Being an advisor, I’m aware that the guidance refers to providing facilities for sites (even where used only infrequently or for short periods so far as is reasonably practicable. Clearly it isn’t practicable to provide at all transient sites, however, I am keen to find any information/case law for where it is considered practicable.  Are you aware of any guidance over what is considered to be reasonably practicable? To use facilities at nearby establishments (hotels etc) is not an option as these are shut at night. In addition, are there any other legislative requirements/regulations/guidance that would bolster the case for the facilities that you are aware of?

I've been trying to get hold of a copy of CIS46, but unable to find one on the web.

Any help/advice will be greatly appreciated.

Thanks

P

peter gotch  
#2 Posted : 09 September 2022 14:46:13(UTC)
Rank: Super forum user
peter gotch

You can find CIS46 at CIS46. Revision 2 - Provision of welfare facilities at transient construction sites (sjstoilethire.co.uk)

However, it has long since been superseded.

Your starting point would be Provision of welfare facilities during construction work (hse.gov.uk)

The only obvious legislation is that within the Construction (Design and Management) Regulations 2015, assuming the sites are in Great Britain, or the parallel provisions in the Workplace (HSW) Regs 1992 [or other sector specific Regs]

As for case law, depends what you mean by "case law".

If you actually mean authoritative judgments from the Courts then you are very unlikely to find any. It would require a prosecution or civil case (civil case alleging perhaps occupational ill health caused by breach of statutory duty) that has been defended up to a sufficient high enough Court to set legal precedent. 

You could look for cases that have been taken to Court but it may be difficult to separate out those on transient sites (construction or otherwise).

If you find press releases then they may be HSE stating that a case has been completed with a conviction (USUALLY with the defendant opting NOT to go to trial - in which case no precedent whatsoever) and the HSE may or may not have commented what it thought might have been reasonably practicable -  HSE press releases are often silent when it comes to suggesting what WOULD have been reasonably practicable [whatever the topic!]
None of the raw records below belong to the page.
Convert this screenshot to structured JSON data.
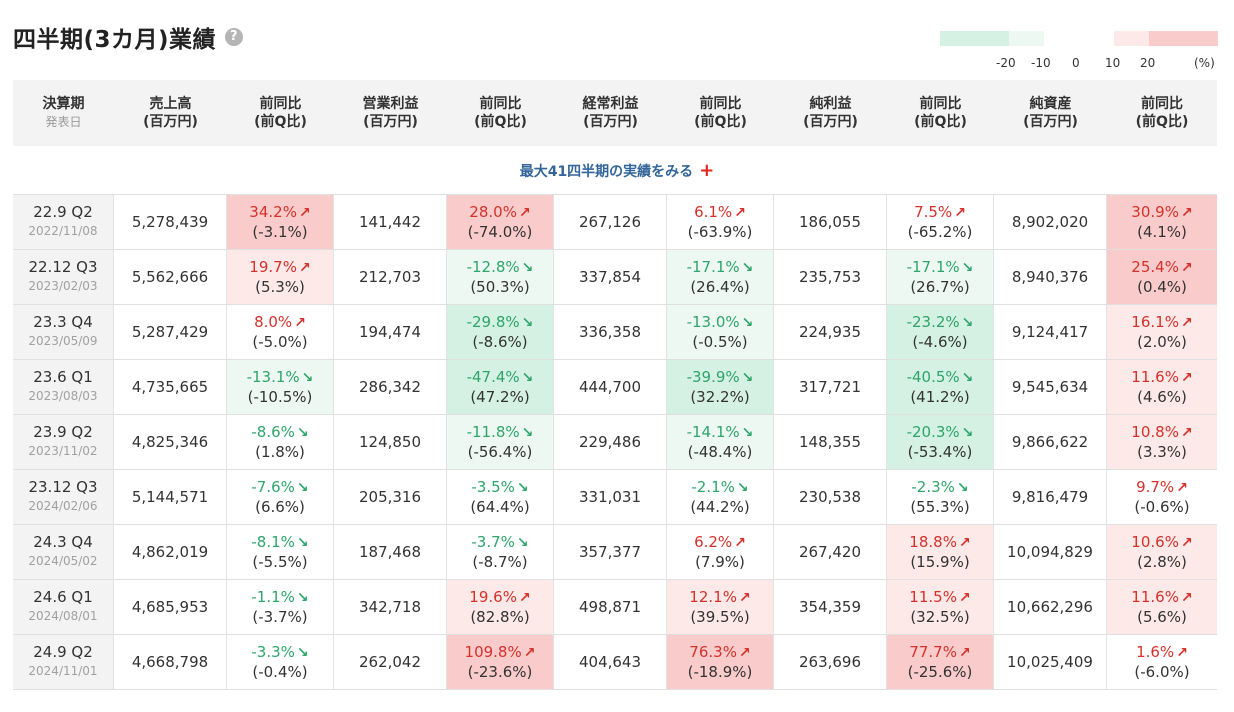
{
  "title": "四半期(3カ月)業績",
  "help_icon": "?",
  "legend": {
    "ticks": [
      "-20",
      "-10",
      "0",
      "10",
      "20",
      "(%)"
    ],
    "colors": [
      "#d4f1e3",
      "#edf8f2",
      "#ffffff",
      "#fde9e8",
      "#f9cccb"
    ]
  },
  "headers": [
    {
      "l1": "決算期",
      "l2": "発表日"
    },
    {
      "l1": "売上高",
      "l2": "(百万円)"
    },
    {
      "l1": "前同比",
      "l2": "(前Q比)"
    },
    {
      "l1": "営業利益",
      "l2": "(百万円)"
    },
    {
      "l1": "前同比",
      "l2": "(前Q比)"
    },
    {
      "l1": "経常利益",
      "l2": "(百万円)"
    },
    {
      "l1": "前同比",
      "l2": "(前Q比)"
    },
    {
      "l1": "純利益",
      "l2": "(百万円)"
    },
    {
      "l1": "前同比",
      "l2": "(前Q比)"
    },
    {
      "l1": "純資産",
      "l2": "(百万円)"
    },
    {
      "l1": "前同比",
      "l2": "(前Q比)"
    }
  ],
  "more_link": "最大41四半期の実績をみる",
  "more_plus": "+",
  "rows": [
    {
      "period": "22.9 Q2",
      "date": "2022/11/08",
      "sales": "5,278,439",
      "sales_yoy": "34.2%",
      "sales_qoq": "(-3.1%)",
      "op": "141,442",
      "op_yoy": "28.0%",
      "op_qoq": "(-74.0%)",
      "ord": "267,126",
      "ord_yoy": "6.1%",
      "ord_qoq": "(-63.9%)",
      "net": "186,055",
      "net_yoy": "7.5%",
      "net_qoq": "(-65.2%)",
      "assets": "8,902,020",
      "assets_yoy": "30.9%",
      "assets_qoq": "(4.1%)"
    },
    {
      "period": "22.12 Q3",
      "date": "2023/02/03",
      "sales": "5,562,666",
      "sales_yoy": "19.7%",
      "sales_qoq": "(5.3%)",
      "op": "212,703",
      "op_yoy": "-12.8%",
      "op_qoq": "(50.3%)",
      "ord": "337,854",
      "ord_yoy": "-17.1%",
      "ord_qoq": "(26.4%)",
      "net": "235,753",
      "net_yoy": "-17.1%",
      "net_qoq": "(26.7%)",
      "assets": "8,940,376",
      "assets_yoy": "25.4%",
      "assets_qoq": "(0.4%)"
    },
    {
      "period": "23.3 Q4",
      "date": "2023/05/09",
      "sales": "5,287,429",
      "sales_yoy": "8.0%",
      "sales_qoq": "(-5.0%)",
      "op": "194,474",
      "op_yoy": "-29.8%",
      "op_qoq": "(-8.6%)",
      "ord": "336,358",
      "ord_yoy": "-13.0%",
      "ord_qoq": "(-0.5%)",
      "net": "224,935",
      "net_yoy": "-23.2%",
      "net_qoq": "(-4.6%)",
      "assets": "9,124,417",
      "assets_yoy": "16.1%",
      "assets_qoq": "(2.0%)"
    },
    {
      "period": "23.6 Q1",
      "date": "2023/08/03",
      "sales": "4,735,665",
      "sales_yoy": "-13.1%",
      "sales_qoq": "(-10.5%)",
      "op": "286,342",
      "op_yoy": "-47.4%",
      "op_qoq": "(47.2%)",
      "ord": "444,700",
      "ord_yoy": "-39.9%",
      "ord_qoq": "(32.2%)",
      "net": "317,721",
      "net_yoy": "-40.5%",
      "net_qoq": "(41.2%)",
      "assets": "9,545,634",
      "assets_yoy": "11.6%",
      "assets_qoq": "(4.6%)"
    },
    {
      "period": "23.9 Q2",
      "date": "2023/11/02",
      "sales": "4,825,346",
      "sales_yoy": "-8.6%",
      "sales_qoq": "(1.8%)",
      "op": "124,850",
      "op_yoy": "-11.8%",
      "op_qoq": "(-56.4%)",
      "ord": "229,486",
      "ord_yoy": "-14.1%",
      "ord_qoq": "(-48.4%)",
      "net": "148,355",
      "net_yoy": "-20.3%",
      "net_qoq": "(-53.4%)",
      "assets": "9,866,622",
      "assets_yoy": "10.8%",
      "assets_qoq": "(3.3%)"
    },
    {
      "period": "23.12 Q3",
      "date": "2024/02/06",
      "sales": "5,144,571",
      "sales_yoy": "-7.6%",
      "sales_qoq": "(6.6%)",
      "op": "205,316",
      "op_yoy": "-3.5%",
      "op_qoq": "(64.4%)",
      "ord": "331,031",
      "ord_yoy": "-2.1%",
      "ord_qoq": "(44.2%)",
      "net": "230,538",
      "net_yoy": "-2.3%",
      "net_qoq": "(55.3%)",
      "assets": "9,816,479",
      "assets_yoy": "9.7%",
      "assets_qoq": "(-0.6%)"
    },
    {
      "period": "24.3 Q4",
      "date": "2024/05/02",
      "sales": "4,862,019",
      "sales_yoy": "-8.1%",
      "sales_qoq": "(-5.5%)",
      "op": "187,468",
      "op_yoy": "-3.7%",
      "op_qoq": "(-8.7%)",
      "ord": "357,377",
      "ord_yoy": "6.2%",
      "ord_qoq": "(7.9%)",
      "net": "267,420",
      "net_yoy": "18.8%",
      "net_qoq": "(15.9%)",
      "assets": "10,094,829",
      "assets_yoy": "10.6%",
      "assets_qoq": "(2.8%)"
    },
    {
      "period": "24.6 Q1",
      "date": "2024/08/01",
      "sales": "4,685,953",
      "sales_yoy": "-1.1%",
      "sales_qoq": "(-3.7%)",
      "op": "342,718",
      "op_yoy": "19.6%",
      "op_qoq": "(82.8%)",
      "ord": "498,871",
      "ord_yoy": "12.1%",
      "ord_qoq": "(39.5%)",
      "net": "354,359",
      "net_yoy": "11.5%",
      "net_qoq": "(32.5%)",
      "assets": "10,662,296",
      "assets_yoy": "11.6%",
      "assets_qoq": "(5.6%)"
    },
    {
      "period": "24.9 Q2",
      "date": "2024/11/01",
      "sales": "4,668,798",
      "sales_yoy": "-3.3%",
      "sales_qoq": "(-0.4%)",
      "op": "262,042",
      "op_yoy": "109.8%",
      "op_qoq": "(-23.6%)",
      "ord": "404,643",
      "ord_yoy": "76.3%",
      "ord_qoq": "(-18.9%)",
      "net": "263,696",
      "net_yoy": "77.7%",
      "net_qoq": "(-25.6%)",
      "assets": "10,025,409",
      "assets_yoy": "1.6%",
      "assets_qoq": "(-6.0%)"
    }
  ]
}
You could try looking up prosecutions on the HSE database - www.hse.gov.uk/prosecutions and then search both the current and historic [up to 10 years] by BREACH - so with an ADVANCED SEARCH you could narrow down to the right bit(s) of CDM or Workplace Regs.

But for some perspective on the current database [convictions in the last 12 months] there are only 25 cases involving any Regulation within CDM. 

Suppose we guestimate that there might be about 300 CDM cases in the historic database [there WILL be a higher number per year going back] then may be of those 300 a maximum of perhaps 30 would deal specifically with welfare issues and of those 30 only a fraction would relate to transient sites.

So you might be looking for a needle in a haystack!

In terms of "bolster"ing the case - you need to consider the occupational health risks on top of the basic welfare requirements.